わ! かった陶芸 (明窓窯)

 作陶や技術的方法、疑問、質問など陶芸全般 
 特に電動轆轤技法、各種装飾方法、釉薬などについてお話します。

教程13-1 (風船作り)

2008-11-19 22:40:01 | 教程 (陶芸全般を学ぶ)
今までは、ロクロの基本的な作り方を、作品を通して述べて参りました。

一通りの技法を取り上げましたので、大抵の作品は作る事が出来ます。

 但し、教程全部を一回終わっても、実際は、ロクロをマスターした事には成りません。

 「ロクロ6年」とか10年とか言う言葉があります。

 何回も練習する事によって初めて、技術が身に付きます。(練習あるのみです)

 是非、作品を最初から最後まで、自分で考え、一人で作れる様になって下さい。


では、本日の本題に入ります。

ロクロでは、特殊な作り方が、幾つか有ります。

 1) 風船作り (風船の様に、空気を閉じ込める方法)

 2) 環作り (ドーナツ状の環を作る方法)

 3) 器の壁を二重に作る方法 

   などが有ります。

 では1)から述べたいと思います。

 1) 風船作り

   完全に閉じた空間を作る技法です。

   直径が大きな物程、難しく成りますので、最初は径の小さい物から、挑戦して下さい。

   使い方としては、蓋物作り等に向いています。

   蓋と本体が一体に出来、別々に作るより、一体感が出ます。

   その他、この技法を駆使して、新しい、違った形の作品を作って下さい。

  ① 菊練をした土を、ロクロに据え、いつもの様に土殺し、中央に穴を掘り、底を作ります。

  ② 土を筒状に延ばします。

  ③ 胴を膨らませ、好みの形にします。膨らみより上の土は、多めに残して下さい。

  ④ 口に向かって、筒の径を徐々に狭めます。

   a) 筒の底の水は、「柄の付いたスッポンジ」で拭き取ります。

   b) 最初は、両手で抱え込む様に、次に左右の手の親、中、人差し指の6本

     で挟み込み、最後に両手の親、人差し指の4本で径を細くします。

     径を細くすると、肉厚に成りますので、締めたら土を薄く延ばす作業を、繰り返します。

  ⑤ 口を完全に閉じる。

   a) 口の最上部の土を残す様にし、首を絞めて完全に閉じ、上に残った土を、ねじ切る。
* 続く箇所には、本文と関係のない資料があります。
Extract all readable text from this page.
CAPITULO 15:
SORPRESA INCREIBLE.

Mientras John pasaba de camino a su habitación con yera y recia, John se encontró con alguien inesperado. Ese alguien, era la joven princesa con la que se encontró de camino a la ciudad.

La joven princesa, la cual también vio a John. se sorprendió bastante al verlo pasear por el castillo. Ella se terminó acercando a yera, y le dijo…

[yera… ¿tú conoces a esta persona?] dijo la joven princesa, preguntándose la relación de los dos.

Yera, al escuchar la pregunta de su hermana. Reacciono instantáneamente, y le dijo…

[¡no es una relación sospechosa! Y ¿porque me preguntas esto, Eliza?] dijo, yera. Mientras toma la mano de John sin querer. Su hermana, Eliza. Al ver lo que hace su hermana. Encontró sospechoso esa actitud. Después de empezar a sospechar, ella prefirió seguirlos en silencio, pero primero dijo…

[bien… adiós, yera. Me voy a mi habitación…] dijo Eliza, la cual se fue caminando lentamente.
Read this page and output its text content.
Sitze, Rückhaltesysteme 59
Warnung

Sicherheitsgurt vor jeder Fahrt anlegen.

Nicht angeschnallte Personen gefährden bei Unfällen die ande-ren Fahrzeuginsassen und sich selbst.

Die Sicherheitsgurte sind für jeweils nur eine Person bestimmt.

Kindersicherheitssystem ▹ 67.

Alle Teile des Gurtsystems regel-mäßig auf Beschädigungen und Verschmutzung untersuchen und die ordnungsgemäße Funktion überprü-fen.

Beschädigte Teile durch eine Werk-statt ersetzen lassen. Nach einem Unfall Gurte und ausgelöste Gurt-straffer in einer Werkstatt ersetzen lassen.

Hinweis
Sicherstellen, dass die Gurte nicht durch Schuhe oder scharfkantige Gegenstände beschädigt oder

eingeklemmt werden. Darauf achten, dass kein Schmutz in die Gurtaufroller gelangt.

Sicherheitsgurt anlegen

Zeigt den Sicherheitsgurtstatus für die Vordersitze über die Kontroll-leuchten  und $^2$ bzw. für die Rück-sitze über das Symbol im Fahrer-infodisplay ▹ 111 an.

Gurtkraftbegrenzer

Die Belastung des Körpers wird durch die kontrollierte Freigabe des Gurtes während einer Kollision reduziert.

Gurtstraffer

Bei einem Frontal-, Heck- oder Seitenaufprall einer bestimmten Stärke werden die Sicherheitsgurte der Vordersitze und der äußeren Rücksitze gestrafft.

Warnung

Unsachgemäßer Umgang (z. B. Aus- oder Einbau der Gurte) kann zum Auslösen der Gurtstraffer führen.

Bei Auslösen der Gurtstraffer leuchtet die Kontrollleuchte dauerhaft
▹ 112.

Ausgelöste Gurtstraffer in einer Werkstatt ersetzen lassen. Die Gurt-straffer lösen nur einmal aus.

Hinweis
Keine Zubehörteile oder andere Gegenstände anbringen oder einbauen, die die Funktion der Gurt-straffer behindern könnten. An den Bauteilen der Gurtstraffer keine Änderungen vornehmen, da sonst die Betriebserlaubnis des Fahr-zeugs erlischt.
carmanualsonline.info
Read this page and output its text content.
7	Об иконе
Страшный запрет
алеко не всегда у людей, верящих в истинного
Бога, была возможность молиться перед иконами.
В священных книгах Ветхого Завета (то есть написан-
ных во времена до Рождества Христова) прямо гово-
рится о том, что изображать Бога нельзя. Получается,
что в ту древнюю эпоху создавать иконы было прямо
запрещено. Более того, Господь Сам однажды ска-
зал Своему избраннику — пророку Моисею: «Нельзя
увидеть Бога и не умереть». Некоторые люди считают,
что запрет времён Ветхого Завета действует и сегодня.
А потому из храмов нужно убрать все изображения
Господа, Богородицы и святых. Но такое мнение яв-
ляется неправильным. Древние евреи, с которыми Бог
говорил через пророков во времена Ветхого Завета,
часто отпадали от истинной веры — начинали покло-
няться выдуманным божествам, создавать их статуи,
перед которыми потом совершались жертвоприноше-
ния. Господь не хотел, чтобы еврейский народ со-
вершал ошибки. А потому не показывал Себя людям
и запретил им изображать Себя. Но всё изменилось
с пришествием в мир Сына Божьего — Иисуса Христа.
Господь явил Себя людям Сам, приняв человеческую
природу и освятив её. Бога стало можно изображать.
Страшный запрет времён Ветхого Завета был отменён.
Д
     口の最上部で閉じるのは、口が落ち込んだり、撚れ、捻りが発生し、かなり難しいです。

     口に若干の土を残すが、「コツ」です。

   b)  ねじ切ると、先端が細く「とんがり」ますので、掌で軽く撫ぜ、丸い山形にします。

  ⑥ 形を作る

   a)  空気が閉じ込められている限り、外からの力の加え方る事によって、

      形を自由に変える事が出来ます。

   b) 上から力を加えると、背が低くなり、径が大きく成ります。

     横から力を加えると、径は細くなり、背が高くなります。

     即ち、内部の空気の量は、変化しません。

     その為、押された空気は、弱い所に逃げ、形が変わります。

    ・ 注意点は、当然肉に薄い部分(上部が多い)は、簡単に変形しますが、

      肉の厚い下部は、変形しづらいです。

    ・ その為、下の方の土は、竹ベラなどで、剥ぎ取り、なるべく肉を薄くしてから、

      変形させると、やり易いです。(土が軟らかいですから注意)

  ⑦ 空気抜きの穴を開ける。

    ロクロより糸で切り離し、取り板に取ってから、針で穴を開けます。

    又は、若干乾燥させてから、穴を開けます。

   ・ 注意、穴を開けないと、弱い所に「ひび」が入ったり、最悪破裂します。

     針で穴を開ける位置は、後から細工で、大きな穴を開ける所や、

     二つに切り離す位置にし、針穴の痕が無くなる様に、します。

  ⑧ 後は、作品を自由に細工し、好みの作品に仕上げます。